Theorising about cultural translation
The concept of ‘cultural translation’, which underlies this discussion, has its roots in the discipline of cultural anthropology. In his convincing article, ‘The Concept of Cultural Translation in British Social Anthropology’, Asad (2010: 26–27) provides a critical account of the concept of cultural translation, as follows:
The process of ‘cultural translation’ is inevitably enmeshed in conditions of power – professional, national, international. And among these conditions is the authority of ethnographers to uncover the implicit meanings of subordinate societies. Given that that is so, the interesting question for enquiry is not whether, and if so to what extent, anthropologists should be relativists or nationalists, critical or charitable, toward other cultures, but how power enters into the process of ‘cultural translation’, seen both as a discursive and as a non-discursive practice.
In the same vein, Sturge (2007: 8–9) complements this view when pointing out that:
The powerful ethnographic ‘authority’ of the text subsumes the voice of the original speakers into seamless written English partly by hiding the processes of editing and translation that have gone on … Because of the unequal relationship between the cultures concerned, the translation does not remain cordoned off inside some Western ivory tower but instead takes up a powerful position in the practical world.
In the light of the aforementioned observations, it is worth commenting briefly on imperatives related to the work of ‘transpreters'1 and their pre-statement taking and record reconstruction of sworn statements within the police service:
• The process of seeking information or obtaining information by transpreters for purposes of further investigation, and possibly securing a conviction, is inevitably and intrinsically authoritative. Thus, power and authority are a hallmark of this exercise.
• The instant relationship between the transpreters and the complainants or witnesses is best described as a relationship between unequals.

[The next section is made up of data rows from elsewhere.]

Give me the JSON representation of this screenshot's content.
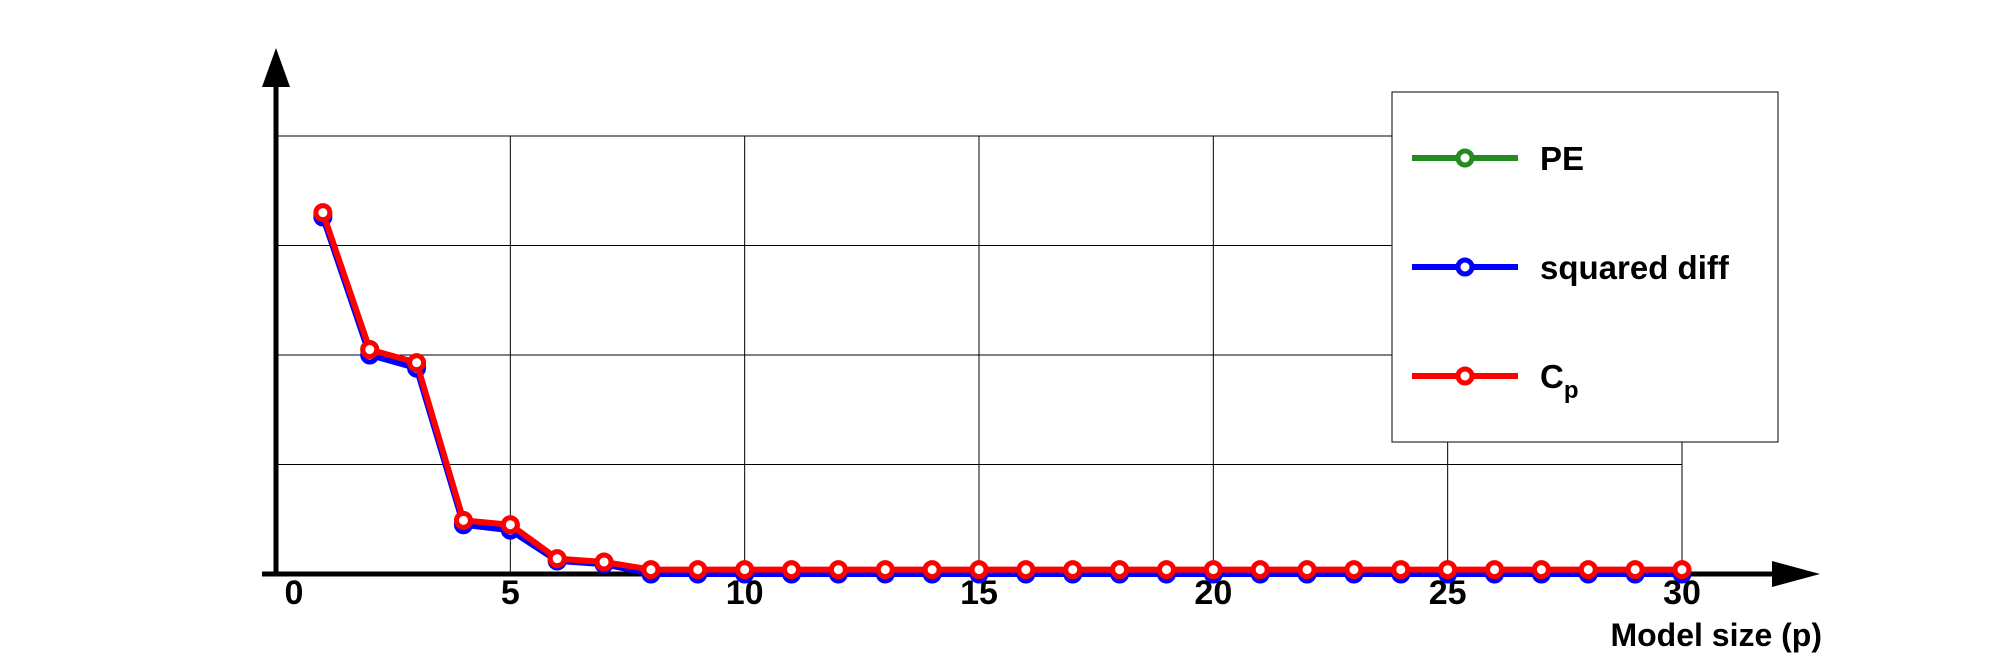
{
  "chart_data": {
    "type": "line",
    "title": "",
    "xlabel": "Model size (p)",
    "ylabel": "",
    "xlim": [
      0,
      30
    ],
    "ylim": [
      0,
      4
    ],
    "x_ticks": [
      0,
      5,
      10,
      15,
      20,
      25,
      30
    ],
    "x_tick_labels": [
      "0",
      "5",
      "10",
      "15",
      "20",
      "25",
      "30"
    ],
    "y_ticks_labeled": false,
    "grid": true,
    "legend_position": "top-right",
    "x": [
      1,
      2,
      3,
      4,
      5,
      6,
      7,
      8,
      9,
      10,
      11,
      12,
      13,
      14,
      15,
      16,
      17,
      18,
      19,
      20,
      21,
      22,
      23,
      24,
      25,
      26,
      27,
      28,
      29,
      30
    ],
    "series": [
      {
        "name": "PE",
        "color": "#228b22",
        "values": [
          3.28,
          2.05,
          1.92,
          0.48,
          0.44,
          0.12,
          0.1,
          0.03,
          0.03,
          0.03,
          0.03,
          0.03,
          0.03,
          0.03,
          0.03,
          0.03,
          0.03,
          0.03,
          0.03,
          0.03,
          0.03,
          0.03,
          0.03,
          0.03,
          0.03,
          0.03,
          0.03,
          0.03,
          0.03,
          0.03
        ]
      },
      {
        "name": "squared diff",
        "color": "#0000ff",
        "values": [
          3.26,
          2.0,
          1.88,
          0.45,
          0.4,
          0.12,
          0.09,
          0.0,
          0.0,
          0.0,
          0.0,
          0.0,
          0.0,
          0.0,
          0.0,
          0.0,
          0.0,
          0.0,
          0.0,
          0.0,
          0.0,
          0.0,
          0.0,
          0.0,
          0.0,
          0.0,
          0.0,
          0.0,
          0.0,
          0.0
        ]
      },
      {
        "name": "C",
        "name_subscript": "p",
        "color": "#ff0000",
        "values": [
          3.3,
          2.05,
          1.93,
          0.49,
          0.45,
          0.14,
          0.11,
          0.04,
          0.04,
          0.04,
          0.04,
          0.04,
          0.04,
          0.04,
          0.04,
          0.04,
          0.04,
          0.04,
          0.04,
          0.04,
          0.04,
          0.04,
          0.04,
          0.04,
          0.04,
          0.04,
          0.04,
          0.04,
          0.04,
          0.04
        ]
      }
    ]
  }
}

• The question of ‘translation’ or representation – central in this discussion – resonates with the assigned function of transpreters, who are duty-bound to ‘translate’ (from African languages into English) original narratives of those who lack proficiency in the language of the legal record in order to benefit the English-speaking readership – primarily the courts. Within this context, transpreters assume an audible ‘voice’ in the ‘story retelling’ process, the content of which may not be contested or disputed by those that are being ‘represented’.